Einmal brach die Sache offen aus. Volker überlegte: Wie war das doch gleich? Das muss im Juni dreiundfünfzig gewesen sein. Da schlugen sie den Brucks die Fensterscheiben ein. Der Vater tobte vors Haus und forderte den Rädelsführer zum Zweikampf. Nicht fairer Zweikampf entbrannte, sondern eine wüste Schlägerei. Die Randalierer zogen mit blauen Flecken und herben Brüchen ab. Der alte Bruck hatte eine Platzwunde am Kopf, die genäht werden musste. Zwei oder drei Tage später verhafteten sie fünf Mann aus Kerkow als Anstifter zum Umsturz. Der alte Bruck lobte sich die staatliche Macht. Ruhestörer gehören hinter Schloss und Riegel! Dingfest gemacht! Ein für alle Male!

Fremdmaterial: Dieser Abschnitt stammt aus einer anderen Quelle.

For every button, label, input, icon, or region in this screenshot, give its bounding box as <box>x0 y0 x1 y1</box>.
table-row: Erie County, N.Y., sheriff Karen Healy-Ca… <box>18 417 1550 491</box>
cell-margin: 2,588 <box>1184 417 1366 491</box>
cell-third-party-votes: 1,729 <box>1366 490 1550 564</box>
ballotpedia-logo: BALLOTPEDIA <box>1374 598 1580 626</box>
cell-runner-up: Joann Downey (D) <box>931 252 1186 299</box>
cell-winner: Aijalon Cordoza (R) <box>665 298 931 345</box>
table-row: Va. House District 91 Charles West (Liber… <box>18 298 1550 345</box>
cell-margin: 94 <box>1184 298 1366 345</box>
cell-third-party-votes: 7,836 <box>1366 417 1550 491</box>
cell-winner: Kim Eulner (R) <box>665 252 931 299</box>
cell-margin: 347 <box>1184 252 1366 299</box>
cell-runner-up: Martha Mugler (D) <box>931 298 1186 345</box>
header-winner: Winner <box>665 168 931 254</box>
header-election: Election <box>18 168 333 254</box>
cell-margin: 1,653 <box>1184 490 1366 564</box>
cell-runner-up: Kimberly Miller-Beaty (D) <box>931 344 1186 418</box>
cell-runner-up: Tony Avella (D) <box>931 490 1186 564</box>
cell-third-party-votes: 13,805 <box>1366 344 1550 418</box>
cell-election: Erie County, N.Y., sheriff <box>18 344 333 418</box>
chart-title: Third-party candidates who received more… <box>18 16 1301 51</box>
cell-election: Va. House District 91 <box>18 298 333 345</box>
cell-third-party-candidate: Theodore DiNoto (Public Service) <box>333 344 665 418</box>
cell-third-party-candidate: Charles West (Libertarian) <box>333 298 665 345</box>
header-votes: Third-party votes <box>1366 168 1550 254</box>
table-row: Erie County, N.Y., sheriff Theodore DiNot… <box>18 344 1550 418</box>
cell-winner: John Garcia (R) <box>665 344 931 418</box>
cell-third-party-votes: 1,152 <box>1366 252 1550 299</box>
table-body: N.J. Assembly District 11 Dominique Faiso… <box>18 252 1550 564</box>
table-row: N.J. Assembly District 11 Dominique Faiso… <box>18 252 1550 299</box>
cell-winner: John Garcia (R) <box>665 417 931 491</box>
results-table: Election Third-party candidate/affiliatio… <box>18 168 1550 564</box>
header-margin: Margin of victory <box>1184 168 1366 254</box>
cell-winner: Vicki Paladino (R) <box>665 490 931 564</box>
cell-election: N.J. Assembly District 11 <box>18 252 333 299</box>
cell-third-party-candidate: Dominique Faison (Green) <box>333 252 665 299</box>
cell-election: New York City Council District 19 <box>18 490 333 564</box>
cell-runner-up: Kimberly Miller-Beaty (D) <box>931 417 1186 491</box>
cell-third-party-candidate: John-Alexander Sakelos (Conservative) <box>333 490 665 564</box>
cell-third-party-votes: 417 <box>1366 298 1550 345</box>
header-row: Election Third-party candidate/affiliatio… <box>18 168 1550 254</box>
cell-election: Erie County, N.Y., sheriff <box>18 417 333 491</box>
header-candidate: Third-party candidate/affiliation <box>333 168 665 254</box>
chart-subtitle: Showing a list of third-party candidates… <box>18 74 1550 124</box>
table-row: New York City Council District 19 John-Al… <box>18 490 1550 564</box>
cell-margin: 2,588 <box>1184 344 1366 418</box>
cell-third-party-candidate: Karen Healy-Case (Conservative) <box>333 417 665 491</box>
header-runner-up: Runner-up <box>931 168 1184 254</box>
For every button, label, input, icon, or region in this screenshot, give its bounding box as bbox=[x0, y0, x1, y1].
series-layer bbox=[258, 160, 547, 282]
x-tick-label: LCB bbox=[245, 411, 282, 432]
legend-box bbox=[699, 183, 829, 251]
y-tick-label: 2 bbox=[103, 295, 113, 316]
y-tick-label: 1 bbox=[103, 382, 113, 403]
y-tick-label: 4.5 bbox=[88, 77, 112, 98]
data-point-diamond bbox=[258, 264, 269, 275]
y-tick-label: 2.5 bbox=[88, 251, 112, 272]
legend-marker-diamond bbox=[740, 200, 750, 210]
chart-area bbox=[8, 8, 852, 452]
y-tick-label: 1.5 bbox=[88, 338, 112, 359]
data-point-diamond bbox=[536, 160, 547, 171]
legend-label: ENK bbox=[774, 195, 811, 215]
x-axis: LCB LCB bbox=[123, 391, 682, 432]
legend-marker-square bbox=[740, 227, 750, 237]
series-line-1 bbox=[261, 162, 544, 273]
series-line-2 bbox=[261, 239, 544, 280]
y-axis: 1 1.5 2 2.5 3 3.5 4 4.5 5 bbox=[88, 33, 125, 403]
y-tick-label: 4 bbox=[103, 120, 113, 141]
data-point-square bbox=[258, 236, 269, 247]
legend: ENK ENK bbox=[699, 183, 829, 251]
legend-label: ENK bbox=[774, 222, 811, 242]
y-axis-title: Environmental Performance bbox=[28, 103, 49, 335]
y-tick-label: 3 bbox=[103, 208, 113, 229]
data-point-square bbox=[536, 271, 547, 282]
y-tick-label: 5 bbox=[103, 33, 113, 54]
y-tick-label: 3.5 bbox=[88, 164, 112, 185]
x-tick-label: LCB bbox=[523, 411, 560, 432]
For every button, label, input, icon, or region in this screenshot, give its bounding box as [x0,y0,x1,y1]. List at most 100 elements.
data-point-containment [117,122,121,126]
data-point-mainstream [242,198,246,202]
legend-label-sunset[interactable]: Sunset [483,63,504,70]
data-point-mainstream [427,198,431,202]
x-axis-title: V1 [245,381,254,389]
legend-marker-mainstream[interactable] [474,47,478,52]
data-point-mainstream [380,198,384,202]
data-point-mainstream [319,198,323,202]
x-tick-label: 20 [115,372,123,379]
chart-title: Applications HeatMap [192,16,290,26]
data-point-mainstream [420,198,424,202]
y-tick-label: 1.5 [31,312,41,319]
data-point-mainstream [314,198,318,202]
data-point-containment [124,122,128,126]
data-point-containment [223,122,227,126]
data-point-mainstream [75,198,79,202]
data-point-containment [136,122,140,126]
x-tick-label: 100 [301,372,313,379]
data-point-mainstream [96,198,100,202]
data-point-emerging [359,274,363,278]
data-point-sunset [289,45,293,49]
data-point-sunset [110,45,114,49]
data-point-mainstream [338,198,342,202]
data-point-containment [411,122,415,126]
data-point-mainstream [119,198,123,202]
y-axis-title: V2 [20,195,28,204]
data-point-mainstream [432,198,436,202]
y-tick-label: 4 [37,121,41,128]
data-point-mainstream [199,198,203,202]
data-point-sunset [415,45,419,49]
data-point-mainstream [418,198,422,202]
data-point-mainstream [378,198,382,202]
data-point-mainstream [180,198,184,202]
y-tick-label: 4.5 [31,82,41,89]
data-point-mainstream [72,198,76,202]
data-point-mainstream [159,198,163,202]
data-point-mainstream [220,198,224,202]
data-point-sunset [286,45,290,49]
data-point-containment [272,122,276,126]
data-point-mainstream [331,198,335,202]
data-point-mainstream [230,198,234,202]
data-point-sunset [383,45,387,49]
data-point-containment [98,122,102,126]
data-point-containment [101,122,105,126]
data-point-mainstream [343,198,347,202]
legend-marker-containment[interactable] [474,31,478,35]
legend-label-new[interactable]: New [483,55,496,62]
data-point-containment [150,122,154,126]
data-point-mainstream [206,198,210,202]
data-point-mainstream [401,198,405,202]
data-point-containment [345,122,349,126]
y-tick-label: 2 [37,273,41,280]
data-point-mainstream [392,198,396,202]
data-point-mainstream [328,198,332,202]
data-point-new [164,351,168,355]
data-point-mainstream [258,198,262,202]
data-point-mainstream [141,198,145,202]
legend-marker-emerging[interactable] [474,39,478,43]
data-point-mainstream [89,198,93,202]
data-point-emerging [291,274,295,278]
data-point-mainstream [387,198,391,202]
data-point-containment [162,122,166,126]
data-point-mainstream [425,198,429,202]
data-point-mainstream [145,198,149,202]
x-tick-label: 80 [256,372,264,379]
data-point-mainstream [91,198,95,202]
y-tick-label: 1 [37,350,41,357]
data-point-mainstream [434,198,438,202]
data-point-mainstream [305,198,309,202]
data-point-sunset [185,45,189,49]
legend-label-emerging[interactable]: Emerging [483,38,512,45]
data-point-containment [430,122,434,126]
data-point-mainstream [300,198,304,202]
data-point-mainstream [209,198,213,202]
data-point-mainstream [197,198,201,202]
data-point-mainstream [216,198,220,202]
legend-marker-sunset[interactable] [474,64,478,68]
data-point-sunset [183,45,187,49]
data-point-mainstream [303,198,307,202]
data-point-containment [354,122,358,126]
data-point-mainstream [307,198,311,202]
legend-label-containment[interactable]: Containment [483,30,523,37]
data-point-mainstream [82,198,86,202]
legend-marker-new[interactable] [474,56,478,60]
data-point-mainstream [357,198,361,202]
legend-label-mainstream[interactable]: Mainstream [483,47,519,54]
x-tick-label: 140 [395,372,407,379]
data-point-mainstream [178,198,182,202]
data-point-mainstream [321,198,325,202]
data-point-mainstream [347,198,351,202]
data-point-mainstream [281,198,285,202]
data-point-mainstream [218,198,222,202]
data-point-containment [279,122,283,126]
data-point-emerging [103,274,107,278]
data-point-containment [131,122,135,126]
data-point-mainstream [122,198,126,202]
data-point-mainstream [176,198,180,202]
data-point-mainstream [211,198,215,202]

Nur, da hatte er noch nicht mit der Logik der Praxis gerechnet. Eine Woche später oder waren es gar drei? Das erinnerte Volker nicht mehr genau. Es waren Sommerferien, die Kinder traten zur Erntehilfe an, die Frauen sammelten sich auf dem Feld, Vater teilte die Arbeit zu. Da fehlten genau fünf Männer für Lade- und Transportarbeiten. Der alte Bruck erfasste schlagartig die verheerenden Folgen einer Kette von Kurzschlussreaktionen. Seine Wunde am Kopf heilte sichtbar ab. Er musste die Männer zurückholen. Produktionsausfall konnte schwerwiegender sein als ein paar blaue Flecken. Die Stadt brauchte Nahrung, der Russe forderte Reparationen.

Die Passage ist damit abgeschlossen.